Mme Catherine Vautrin, ministre déléguée. Mesdames, messieurs les sénateurs, permettez-moi de vous rappeler les termes de l'article 13 ter : « Ces listes respectent, à l'unité près, dans un délai de cinq ans, la proportion de femmes et d'hommes de chaque collège électoral. »
En d'autres termes, si l'on compte 25 % d'hommes dans l'entreprise, la représentation syndicale est de 25 % d'hommes. Il ne s'agit donc pas de listes comprenant un homme, une femme. Nous cherchons à respecter la composition de l'entreprise. Comme vous l'indiquiez à juste titre, monsieur Muzeau, une entreprise peut fort bien employer 80 % d'hommes et 20 % de femmes. Votre argument était donc pris en compte dans le corps même de l'article 13 ter.
Le dispositif intéressant proposé par la commission et sous-amendé par la commission, qui semble plus facile à mettre en place que la réduction d'un tiers à chaque élection, vise à permettre au directeur départemental du travail, de l'emploi et de la formation professionnelle d'accorder une dérogation en cas de difficulté.

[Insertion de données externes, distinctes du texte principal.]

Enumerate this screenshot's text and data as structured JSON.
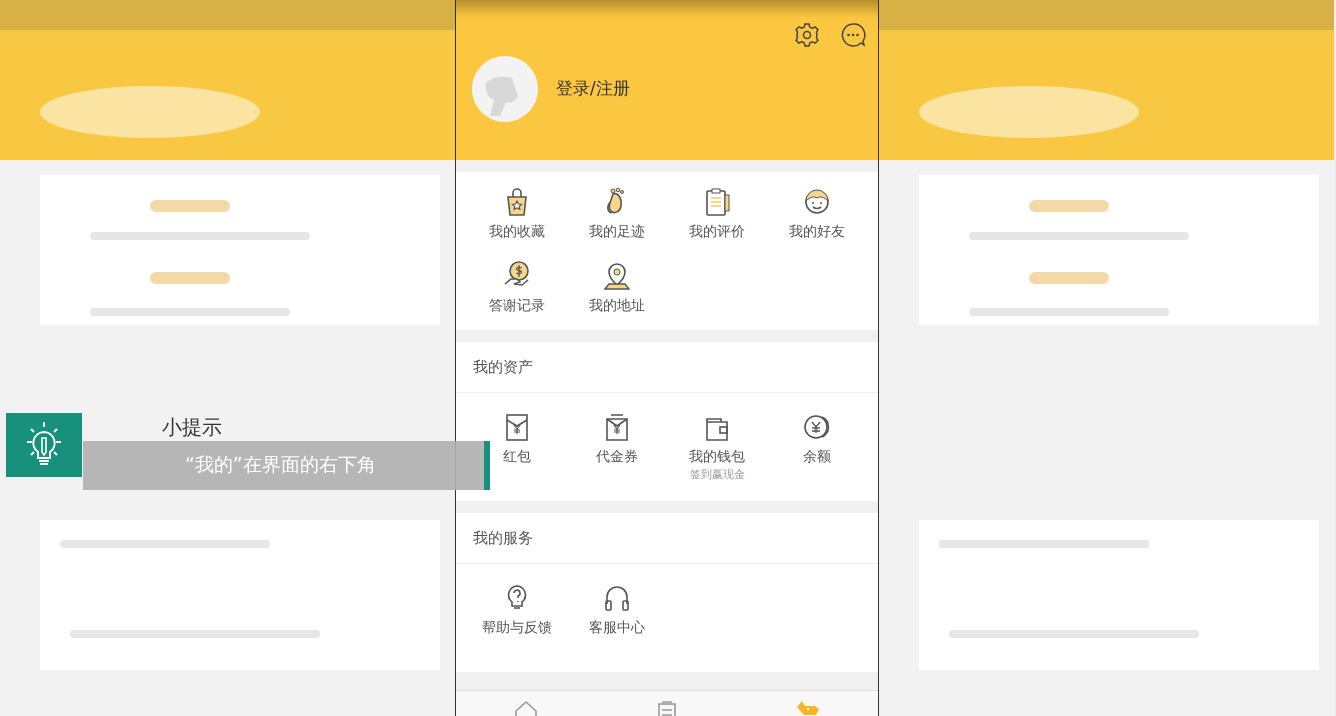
{
  "header": {
    "login_text": "登录/注册"
  },
  "shortcuts": [
    {
      "label": "我的收藏"
    },
    {
      "label": "我的足迹"
    },
    {
      "label": "我的评价"
    },
    {
      "label": "我的好友"
    },
    {
      "label": "答谢记录"
    },
    {
      "label": "我的地址"
    }
  ],
  "sections": [
    {
      "title": "我的资产",
      "items": [
        {
          "label": "红包"
        },
        {
          "label": "代金券"
        },
        {
          "label": "我的钱包",
          "sublabel": "签到赢现金"
        },
        {
          "label": "余额"
        }
      ]
    },
    {
      "title": "我的服务",
      "items": [
        {
          "label": "帮助与反馈"
        },
        {
          "label": "客服中心"
        }
      ]
    }
  ],
  "bottom_nav": [
    {
      "selected": false
    },
    {
      "selected": false
    },
    {
      "selected": true
    }
  ],
  "tip": {
    "title": "小提示",
    "text": "“我的”在界面的右下角"
  }
}
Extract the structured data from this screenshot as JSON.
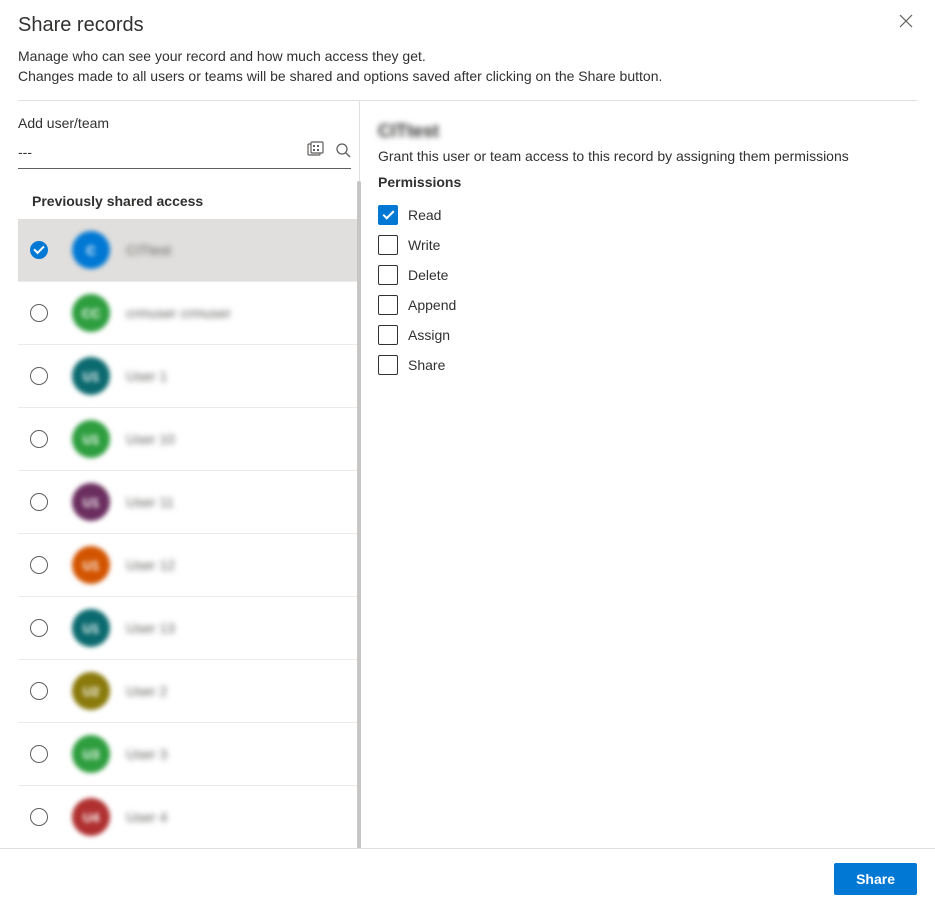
{
  "header": {
    "title": "Share records",
    "subtitle_line1": "Manage who can see your record and how much access they get.",
    "subtitle_line2": "Changes made to all users or teams will be shared and options saved after clicking on the Share button."
  },
  "left": {
    "add_label": "Add user/team",
    "search_value": "---",
    "section_header": "Previously shared access",
    "items": [
      {
        "name": "CITtest",
        "initials": "C",
        "color": "#0078d4",
        "selected": true
      },
      {
        "name": "crmuser crmuser",
        "initials": "CC",
        "color": "#2e9e3f",
        "selected": false
      },
      {
        "name": "User 1",
        "initials": "U1",
        "color": "#0b6a6f",
        "selected": false
      },
      {
        "name": "User 10",
        "initials": "U1",
        "color": "#2e9e3f",
        "selected": false
      },
      {
        "name": "User 11",
        "initials": "U1",
        "color": "#6b2e5f",
        "selected": false
      },
      {
        "name": "User 12",
        "initials": "U1",
        "color": "#d35400",
        "selected": false
      },
      {
        "name": "User 13",
        "initials": "U1",
        "color": "#0b6a6f",
        "selected": false
      },
      {
        "name": "User 2",
        "initials": "U2",
        "color": "#8a7a0b",
        "selected": false
      },
      {
        "name": "User 3",
        "initials": "U3",
        "color": "#2e9e3f",
        "selected": false
      },
      {
        "name": "User 4",
        "initials": "U4",
        "color": "#b03030",
        "selected": false
      }
    ]
  },
  "right": {
    "selected_name": "CITtest",
    "grant_text": "Grant this user or team access to this record by assigning them permissions",
    "permissions_header": "Permissions",
    "permissions": [
      {
        "label": "Read",
        "checked": true
      },
      {
        "label": "Write",
        "checked": false
      },
      {
        "label": "Delete",
        "checked": false
      },
      {
        "label": "Append",
        "checked": false
      },
      {
        "label": "Assign",
        "checked": false
      },
      {
        "label": "Share",
        "checked": false
      }
    ]
  },
  "footer": {
    "share_label": "Share"
  }
}
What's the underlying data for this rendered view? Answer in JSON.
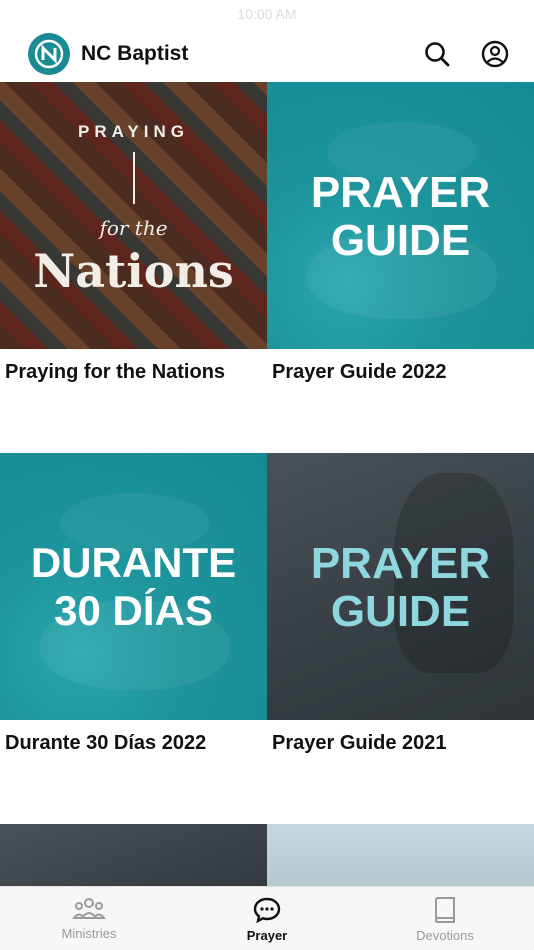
{
  "status_bar": {
    "time": "10:00 AM"
  },
  "header": {
    "app_name": "NC Baptist"
  },
  "cards": [
    {
      "title": "Praying for the Nations",
      "art_top": "PRAYING",
      "art_mid": "for the",
      "art_big": "Nations"
    },
    {
      "title": "Prayer Guide 2022",
      "art_line1": "PRAYER",
      "art_line2": "GUIDE"
    },
    {
      "title": "Durante 30 Días 2022",
      "art_line1": "DURANTE",
      "art_line2": "30 DÍAS"
    },
    {
      "title": "Prayer Guide 2021",
      "art_line1": "PRAYER",
      "art_line2": "GUIDE"
    }
  ],
  "tabs": [
    {
      "label": "Ministries",
      "icon": "people-icon",
      "active": false
    },
    {
      "label": "Prayer",
      "icon": "chat-bubble-icon",
      "active": true
    },
    {
      "label": "Devotions",
      "icon": "book-icon",
      "active": false
    }
  ],
  "colors": {
    "brand": "#1a8b94",
    "teal_tile": "#1d939b",
    "guide_2021_text": "#8fd7df"
  }
}
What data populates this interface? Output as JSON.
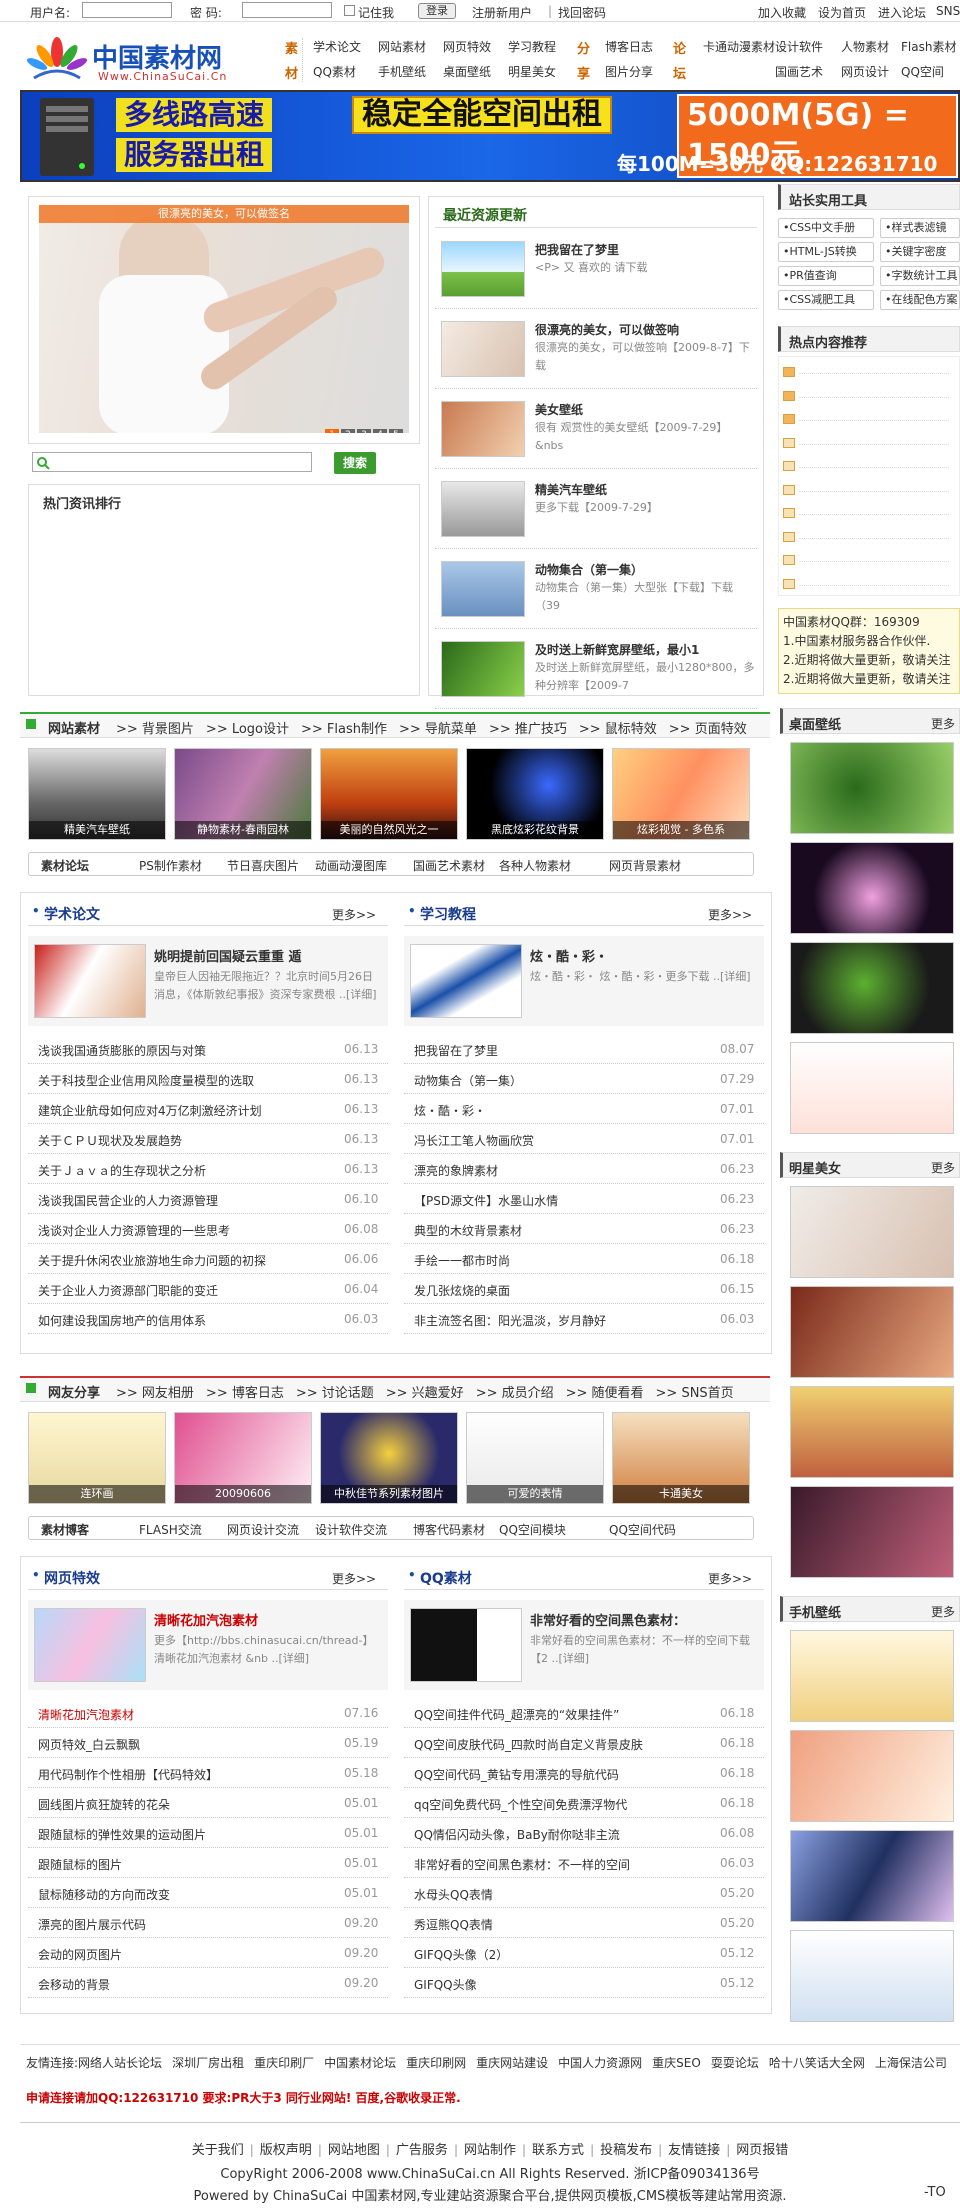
{
  "topbar": {
    "user_label": "用户名:",
    "pwd_label": "密  码:",
    "remember": "记住我",
    "login_btn": "登录",
    "register": "注册新用户",
    "forgot": "找回密码",
    "add_fav": "加入收藏",
    "set_home": "设为首页",
    "enter_forum": "进入论坛",
    "sns": "SNS"
  },
  "logo": {
    "cn": "中国素材网",
    "en": "Www.ChinaSuCai.Cn"
  },
  "nav": {
    "g1_cat": [
      "素",
      "材"
    ],
    "g1_row1": [
      "学术论文",
      "网站素材",
      "网页特效",
      "学习教程"
    ],
    "g1_row2": [
      "QQ素材",
      "手机壁纸",
      "桌面壁纸",
      "明星美女"
    ],
    "g2_cat": [
      "分",
      "享"
    ],
    "g2_row1": [
      "博客日志"
    ],
    "g2_row2": [
      "图片分享"
    ],
    "g3_cat": [
      "论",
      "坛"
    ],
    "g3_row1": [
      "卡通动漫素材",
      "设计软件",
      "人物素材",
      "Flash素材"
    ],
    "g3_row2": [
      "国画艺术",
      "网页设计",
      "QQ空间"
    ]
  },
  "banner": {
    "line1": "多线路高速",
    "line2": "服务器出租",
    "mid": "稳定全能空间出租",
    "price": "5000M(5G) = 1500元",
    "sub": "每100M=30元  QQ:122631710"
  },
  "slideshow": {
    "caption": "很漂亮的美女，可以做签名",
    "pages": [
      "1",
      "2",
      "3",
      "4",
      "5"
    ]
  },
  "search": {
    "btn": "搜索"
  },
  "hot_news": {
    "title": "热门资讯排行"
  },
  "latest": {
    "title": "最近资源更新",
    "items": [
      {
        "title": "把我留在了梦里",
        "desc": "<P> 又 喜欢的 请下载"
      },
      {
        "title": "很漂亮的美女，可以做签响",
        "desc": "很漂亮的美女，可以做签响【2009-8-7】下载"
      },
      {
        "title": "美女壁纸",
        "desc": "很有 观赏性的美女壁纸【2009-7-29】  &nbs"
      },
      {
        "title": "精美汽车壁纸",
        "desc": "更多下载【2009-7-29】"
      },
      {
        "title": "动物集合（第一集）",
        "desc": "动物集合（第一集）大型张【下载】下载（39"
      },
      {
        "title": "及时送上新鲜宽屏壁纸，最小1",
        "desc": "及时送上新鲜宽屏壁纸，最小1280*800，多种分辨率【2009-7"
      }
    ]
  },
  "tools": {
    "title": "站长实用工具",
    "items": [
      "CSS中文手册",
      "样式表滤镜",
      "HTML-JS转换",
      "关键字密度",
      "PR值查询",
      "字数统计工具",
      "CSS减肥工具",
      "在线配色方案"
    ]
  },
  "hot": {
    "title": "热点内容推荐"
  },
  "qq_notice": {
    "lines": [
      "中国素材QQ群：169309",
      "1.中国素材服务器合作伙伴.",
      "2.近期将做大量更新，敬请关注",
      "2.近期将做大量更新，敬请关注"
    ]
  },
  "web_material": {
    "title": "网站素材",
    "links": [
      ">> 背景图片",
      ">> Logo设计",
      ">> Flash制作",
      ">> 导航菜单",
      ">> 推广技巧",
      ">> 鼠标特效",
      ">> 页面特效"
    ],
    "thumbs": [
      "精美汽车壁纸",
      "静物素材-春雨园林",
      "美丽的自然风光之一",
      "黑底炫彩花纹背景",
      "炫彩视觉 - 多色系"
    ],
    "tabs": [
      "素材论坛",
      "PS制作素材",
      "节日喜庆图片",
      "动画动漫图库",
      "国画艺术素材",
      "各种人物素材",
      "网页背景素材"
    ]
  },
  "academic": {
    "title": "学术论文",
    "more": "更多>>",
    "feature_title": "姚明提前回国疑云重重 遁",
    "feature_desc": "皇帝巨人因袖无限拖近？？北京时间5月26日消息，《体斯敦纪事报》资深专家费根 ..[详细]",
    "rows": [
      [
        "浅谈我国通货膨胀的原因与对策",
        "06.13"
      ],
      [
        "关于科技型企业信用风险度量模型的选取",
        "06.13"
      ],
      [
        "建筑企业航母如何应对4万亿刺激经济计划",
        "06.13"
      ],
      [
        "关于ＣＰＵ现状及发展趋势",
        "06.13"
      ],
      [
        "关于Ｊａｖａ的生存现状之分析",
        "06.13"
      ],
      [
        "浅谈我国民营企业的人力资源管理",
        "06.10"
      ],
      [
        "浅谈对企业人力资源管理的一些思考",
        "06.08"
      ],
      [
        "关于提升休闲农业旅游地生命力问题的初探",
        "06.06"
      ],
      [
        "关于企业人力资源部门职能的变迁",
        "06.04"
      ],
      [
        "如何建设我国房地产的信用体系",
        "06.03"
      ]
    ]
  },
  "tutorial": {
    "title": "学习教程",
    "more": "更多>>",
    "feature_title": "炫・酷・彩・",
    "feature_desc": "炫・酷・彩・  炫・酷・彩・更多下载 ..[详细]",
    "rows": [
      [
        "把我留在了梦里",
        "08.07"
      ],
      [
        "动物集合（第一集）",
        "07.29"
      ],
      [
        "炫・酷・彩・",
        "07.01"
      ],
      [
        "冯长江工笔人物画欣赏",
        "07.01"
      ],
      [
        "漂亮的象牌素材",
        "06.23"
      ],
      [
        "【PSD源文件】水墨山水情",
        "06.23"
      ],
      [
        "典型的木纹背景素材",
        "06.23"
      ],
      [
        "手绘一一都市时尚",
        "06.18"
      ],
      [
        "发几张炫烧的桌面",
        "06.15"
      ],
      [
        "非主流签名图：阳光温淡，岁月静好",
        "06.03"
      ]
    ]
  },
  "friends": {
    "title": "网友分享",
    "links": [
      ">> 网友相册",
      ">> 博客日志",
      ">> 讨论话题",
      ">> 兴趣爱好",
      ">> 成员介绍",
      ">> 随便看看",
      ">> SNS首页"
    ],
    "thumbs": [
      "连环画",
      "20090606",
      "中秋佳节系列素材图片",
      "可爱的表情",
      "卡通美女"
    ],
    "tabs": [
      "素材博客",
      "FLASH交流",
      "网页设计交流",
      "设计软件交流",
      "博客代码素材",
      "QQ空间模块",
      "QQ空间代码"
    ]
  },
  "effects": {
    "title": "网页特效",
    "more": "更多>>",
    "feature_title": "清晰花加汽泡素材",
    "feature_desc": "更多【http://bbs.chinasucai.cn/thread-】清晰花加汽泡素材  &nb ..[详细]",
    "rows": [
      [
        "清晰花加汽泡素材",
        "07.16"
      ],
      [
        "网页特效_白云飘飘",
        "05.19"
      ],
      [
        "用代码制作个性相册【代码特效】",
        "05.18"
      ],
      [
        "圆线图片疯狂旋转的花朵",
        "05.01"
      ],
      [
        "跟随鼠标的弹性效果的运动图片",
        "05.01"
      ],
      [
        "跟随鼠标的图片",
        "05.01"
      ],
      [
        "鼠标随移动的方向而改变",
        "05.01"
      ],
      [
        "漂亮的图片展示代码",
        "09.20"
      ],
      [
        "会动的网页图片",
        "09.20"
      ],
      [
        "会移动的背景",
        "09.20"
      ]
    ]
  },
  "qq": {
    "title": "QQ素材",
    "more": "更多>>",
    "feature_title": "非常好看的空间黑色素材：",
    "feature_desc": "非常好看的空间黑色素材：不一样的空间下载【2 ..[详细]",
    "rows": [
      [
        "QQ空间挂件代码_超漂亮的“效果挂件”",
        "06.18"
      ],
      [
        "QQ空间皮肤代码_四款时尚自定义背景皮肤",
        "06.18"
      ],
      [
        "QQ空间代码_黄钻专用漂亮的导航代码",
        "06.18"
      ],
      [
        "qq空间免费代码_个性空间免费漂浮物代",
        "06.18"
      ],
      [
        "QQ情侣闪动头像，BaBy耐你哒非主流",
        "06.08"
      ],
      [
        "非常好看的空间黑色素材：不一样的空间",
        "06.03"
      ],
      [
        "水母头QQ表情",
        "05.20"
      ],
      [
        "秀逗熊QQ表情",
        "05.20"
      ],
      [
        "GIFQQ头像（2）",
        "05.12"
      ],
      [
        "GIFQQ头像",
        "05.12"
      ]
    ]
  },
  "side_desktop": {
    "title": "桌面壁纸",
    "more": "更多"
  },
  "side_stars": {
    "title": "明星美女",
    "more": "更多"
  },
  "side_mobile": {
    "title": "手机壁纸",
    "more": "更多"
  },
  "friendlinks": {
    "label": "友情连接:",
    "items": [
      "网络人站长论坛",
      "深圳厂房出租",
      "重庆印刷厂",
      "中国素材论坛",
      "重庆印刷网",
      "重庆网站建设",
      "中国人力资源网",
      "重庆SEO",
      "耍耍论坛",
      "哈十八笑话大全网",
      "上海保洁公司"
    ],
    "notice": "申请连接请加QQ:122631710 要求:PR大于3 同行业网站! 百度,谷歌收录正常."
  },
  "footer": {
    "links": [
      "关于我们",
      "版权声明",
      "网站地图",
      "广告服务",
      "网站制作",
      "联系方式",
      "投稿发布",
      "友情链接",
      "网页报错"
    ],
    "copyright": "CopyRight 2006-2008 www.ChinaSuCai.cn All Rights Reserved. 浙ICP备09034136号",
    "powered": "Powered by ChinaSuCai 中国素材网,专业建站资源聚合平台,提供网页模板,CMS模板等建站常用资源.",
    "corner": "-TO"
  }
}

Ce texte tend donc à assurer une représentation plus équilibrée des personnels, proportionnelle à la composition de l'entreprise.
M. le président. La parole est à Mme Gisèle Printz, pour explication de vote.
Mme Gisèle Printz. J'aimerais bien savoir quelle organisation syndicale est contre la parité, contre l'égalité entre hommes et femmes ? (Sourires.)
M. le président. Des problèmes similaires se posent parfois au sein des partis politiques ! (Nouveaux sourires.)